Wednesday, October 7, 2009
Numbo: Just Like Cognitive Science
In the section “Numbo: A Study in Cognition and Recognition” the architecture of the program Numbo, designed to solve crypto-like problems, models everyone’s favorite computing device: humans. Numbo has a store of knowledge, pnet of arithmetic facts that function similar to human declarative knowledge. Hoffstadter compares Numbo to its human ideal: combinations are not strongly goal-driven, ideas are often abandoned before fully explored, and the obvious things are noticed immediately. However, Numbo can’t do everything these purposeless, undetermined ideal creatures can: it pays no attention to the order of bricks, has an “impoverished” knowledge base, and doesn’t whine about the problem being too hard.
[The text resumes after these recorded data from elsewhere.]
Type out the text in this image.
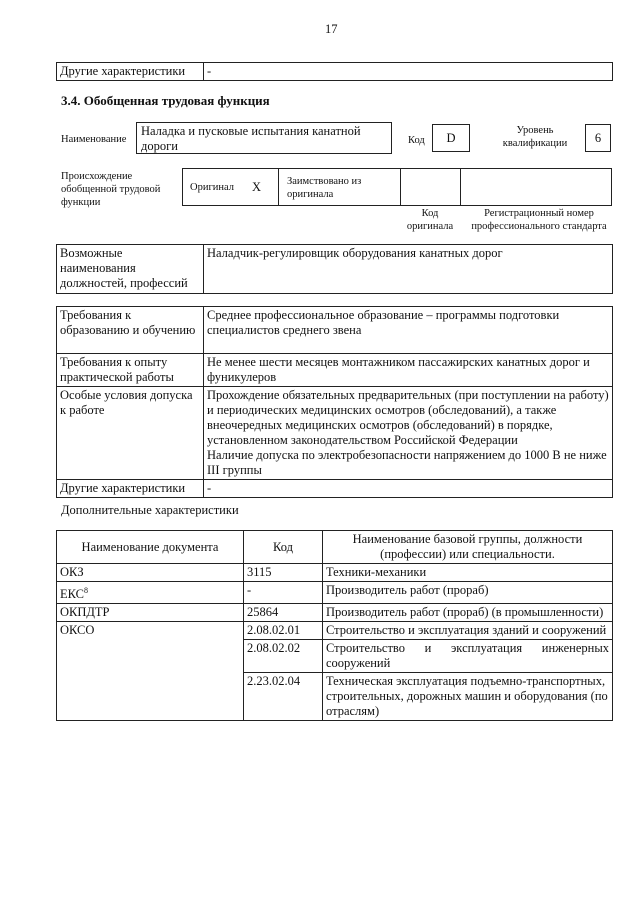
17
Другие характеристики	-
3.4. Обобщенная трудовая функция
Наименование
Наладка и пусковые испытания канатной дороги	Код	D
Уровень квалификации	6
Происхождение обобщенной трудовой функции
Оригинал X Заимствовано из оригинала
Код оригинала
Регистрационный номер профессионального стандарта
Возможные наименования должностей, профессий	Наладчик-регулировщик оборудования канатных дорог
Требования к образованию и обучению	Среднее профессиональное образование – программы подготовки специалистов среднего звена
Требования к опыту практической работы	Не менее шести месяцев монтажником пассажирских канатных дорог и фуникулеров
Особые условия допуска к работе	Прохождение обязательных предварительных (при поступлении на работу) и периодических медицинских осмотров (обследований), а также внеочередных медицинских осмотров (обследований) в порядке, установленном законодательством Российской Федерации
Наличие допуска по электробезопасности напряжением до 1000 В не ниже III группы

Другие характеристики	-
Дополнительные характеристики
Наименование документа	Код	Наименование базовой группы, должности (профессии) или специальности.
ОКЗ	3115	Техники-механики
ЕКС$^8$	-	Производитель работ (прораб)
ОКПДТР	25864	Производитель работ (прораб) (в промышленности)
ОКСО	2.08.02.01	Строительство и эксплуатация зданий и сооружений
	2.08.02.02	Строительство и эксплуатация инженерных сооружений
	2.23.02.04	Техническая эксплуатация подъемно-транспортных, строительных, дорожных машин и оборудования (по отраслям)
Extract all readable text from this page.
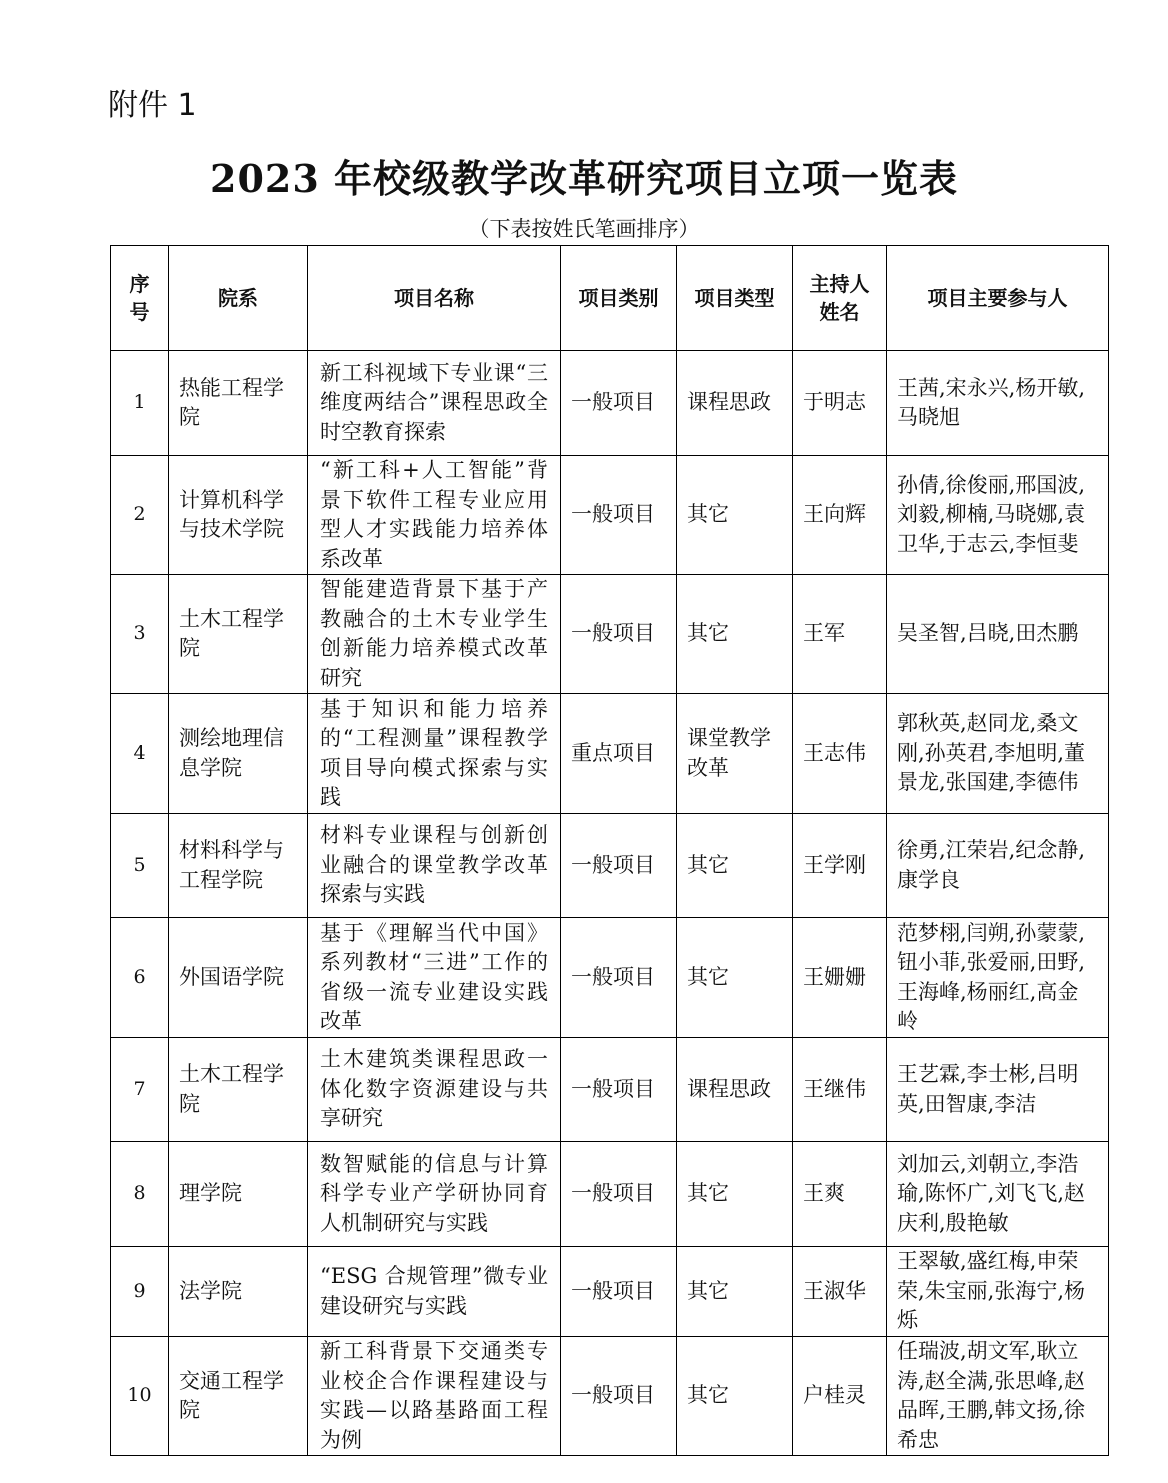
附件 1
2023 年校级教学改革研究项目立项一览表
（下表按姓氏笔画排序）
序号	院系	项目名称	项目类别	项目类型	主持人姓名	项目主要参与人
1	热能工程学院	新工科视域下专业课“三维度两结合”课程思政全时空教育探索	一般项目	课程思政	于明志	王茜,宋永兴,杨开敏,马晓旭
2	计算机科学与技术学院	“新工科+人工智能”背景下软件工程专业应用型人才实践能力培养体系改革	一般项目	其它	王向辉	孙倩,徐俊丽,邢国波,刘毅,柳楠,马晓娜,袁卫华,于志云,李恒斐
3	土木工程学院	智能建造背景下基于产教融合的土木专业学生创新能力培养模式改革研究	一般项目	其它	王军	吴圣智,吕晓,田杰鹏
4	测绘地理信息学院	基于知识和能力培养的“工程测量”课程教学项目导向模式探索与实践	重点项目	课堂教学改革	王志伟	郭秋英,赵同龙,桑文刚,孙英君,李旭明,董景龙,张国建,李德伟
5	材料科学与工程学院	材料专业课程与创新创业融合的课堂教学改革探索与实践	一般项目	其它	王学刚	徐勇,江荣岩,纪念静,康学良
6	外国语学院	基于《理解当代中国》系列教材“三进”工作的省级一流专业建设实践改革	一般项目	其它	王姗姗	范梦栩,闫朔,孙蒙蒙,钮小菲,张爱丽,田野,王海峰,杨丽红,高金岭
7	土木工程学院	土木建筑类课程思政一体化数字资源建设与共享研究	一般项目	课程思政	王继伟	王艺霖,李士彬,吕明英,田智康,李洁
8	理学院	数智赋能的信息与计算科学专业产学研协同育人机制研究与实践	一般项目	其它	王爽	刘加云,刘朝立,李浩瑜,陈怀广,刘飞飞,赵庆利,殷艳敏
9	法学院	“ESG 合规管理”微专业建设研究与实践	一般项目	其它	王淑华	王翠敏,盛红梅,申荣荣,朱宝丽,张海宁,杨烁
10	交通工程学院	新工科背景下交通类专业校企合作课程建设与实践—以路基路面工程为例	一般项目	其它	户桂灵	任瑞波,胡文军,耿立涛,赵全满,张思峰,赵品晖,王鹏,韩文扬,徐希忠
Numbo is a prime example of Cognitive Science: the creation of a computational model to better understand human reasoning. Even if Numbo does not perform in strictly human way, it still allows us to create models of how a human might approach these problems. Hoffstader reports that many humans aren’t able to describe human ways of solving. Elements of competition, association, all may be present in human mathematical cognition. By programming these we can develop theories about how they work in the brain, and from these theories we can design experiments to test if they are supported in actual human functioning. Unlike other computer models, Numbo doesn’t use a record of objects and does not concentrate on one sub-goal at a time. Numbo is as fluid and chaotic as evolution and from its primordial swamp solutions arise.
Saturday, October 3, 2009
Nimble Numbo
Nimble, Numbo: numbers mumble [like letters in Jumble] their little hints to bursting brains, “try me, I’ll take you to the target” and cross-ey'd we decrypt, accordingly.
Hoffstadter describes in "Numbo: A Study of Cognition and Recognition" the Numbo program. Here's an analogy: Jumbo is to letters and Numbo is to ______. [The answer is "numbers"]
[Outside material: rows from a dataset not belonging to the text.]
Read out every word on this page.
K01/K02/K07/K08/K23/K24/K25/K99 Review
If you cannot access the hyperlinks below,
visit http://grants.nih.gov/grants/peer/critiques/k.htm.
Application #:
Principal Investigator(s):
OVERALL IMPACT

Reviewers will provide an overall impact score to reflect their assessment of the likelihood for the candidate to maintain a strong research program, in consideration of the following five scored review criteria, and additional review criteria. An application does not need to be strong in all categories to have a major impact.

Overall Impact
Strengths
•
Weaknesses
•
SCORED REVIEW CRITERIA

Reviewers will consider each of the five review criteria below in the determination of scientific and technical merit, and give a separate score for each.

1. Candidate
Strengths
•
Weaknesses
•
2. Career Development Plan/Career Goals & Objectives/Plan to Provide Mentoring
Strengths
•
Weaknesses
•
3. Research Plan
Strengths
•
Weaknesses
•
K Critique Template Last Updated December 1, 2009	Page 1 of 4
Hoffstadter describes how the context of a specific target number can change the salience of a brick-number (the numbers used, along with the four basic artithmetic opperators, to reach the target). The 8 and 10 become more salient when the target is 87, as does the 7. According to DH the rapidity of solutions is determined by two types of information: a priori knowledge and syntax. Types of knowledge come into play, but as I found when trying this type of crypto problem some solutions came more intuitively. Specifically, when no answer is immediately obvious my first searches are more likely to involve addition or subtraction.
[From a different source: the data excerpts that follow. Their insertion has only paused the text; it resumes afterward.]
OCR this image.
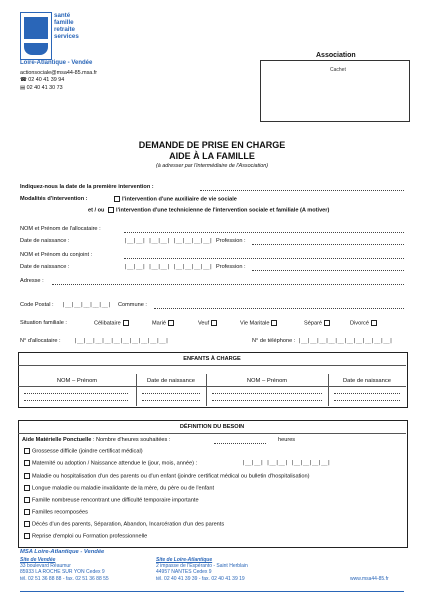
santé
famille
retraite
services
Loire-Atlantique - Vendée
actionsociale@msa44-85.msa.fr
☎ 02 40 41 39 94
▤ 02 40 41 30 73
Association
Cachet
DEMANDE DE PRISE EN CHARGE
AIDE À LA FAMILLE
(à adresser par l'intermédiaire de l'Association)
Indiquez-nous la date de la première intervention :
Modalités d'intervention :	l'intervention d'une auxiliaire de vie sociale
et / ou l'intervention d'une technicienne de l'intervention sociale et familiale (A motiver)
NOM et Prénom de l'allocataire :
Date de naissance :	|__|__| |__|__| |__|__|__|__| Profession :
NOM et Prénom du conjoint :
Date de naissance :	|__|__| |__|__| |__|__|__|__| Profession :
Adresse :
Code Postal : |__|__|__|__|__| Commune :
Situation familiale :	Célibataire	Marié	Veuf	Vie Maritale	Séparé	Divorcé
N° d'allocataire : |__|__|__|__|__|__|__|__|__|__|	N° de téléphone : |__|__|__|__|__|__|__|__|__|__|
ENFANTS À CHARGE
NOM – Prénom	Date de naissance	NOM – Prénom	Date de naissance
DÉFINITION DU BESOIN
Aide Matérielle Ponctuelle : Nombre d'heures souhaitées :	heures
Grossesse difficile (joindre certificat médical)
Maternité ou adoption / Naissance attendue le (jour, mois, année) :	|__|__| |__|__| |__|__|__|__|
Maladie ou hospitalisation d'un des parents ou d'un enfant (joindre certificat médical ou bulletin d'hospitalisation)
Longue maladie ou maladie invalidante de la mère, du père ou de l'enfant
Famille nombreuse rencontrant une difficulté temporaire importante
Familles recomposées
Décès d'un des parents, Séparation, Abandon, Incarcération d'un des parents
Reprise d'emploi ou Formation professionnelle
MSA Loire-Atlantique - Vendée
Site de Vendée
33 boulevard Réaumur
85933 LA ROCHE SUR YON Cedex 9
tél. 02 51 36 88 88 - fax. 02 51 36 88 55
Site de Loire-Atlantique
2 impasse de l'Espéranto - Saint Herblain
44957 NANTES Cedex 9
tél. 02 40 41 39 39 - fax. 02 40 41 39 19	www.msa44-85.fr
Right now it seems pretty likely that we will be programming a Numbo like program to solve crypto problems in a human-like way. If this program were modeling my brain, I'd probably have it try some addition and subtraction combinations after assessing the approximate size of numbers (a type of knowledge Hoffstadter describes is used in playing Numble). Small arithmetic would be rote, some would be procedural knowledge. I imagine in deciding which would be rote and which would not be, I would use my own rote knowledge. 12 x 12 is rote, 12 x 13 is not, 9 x 5 is, etc.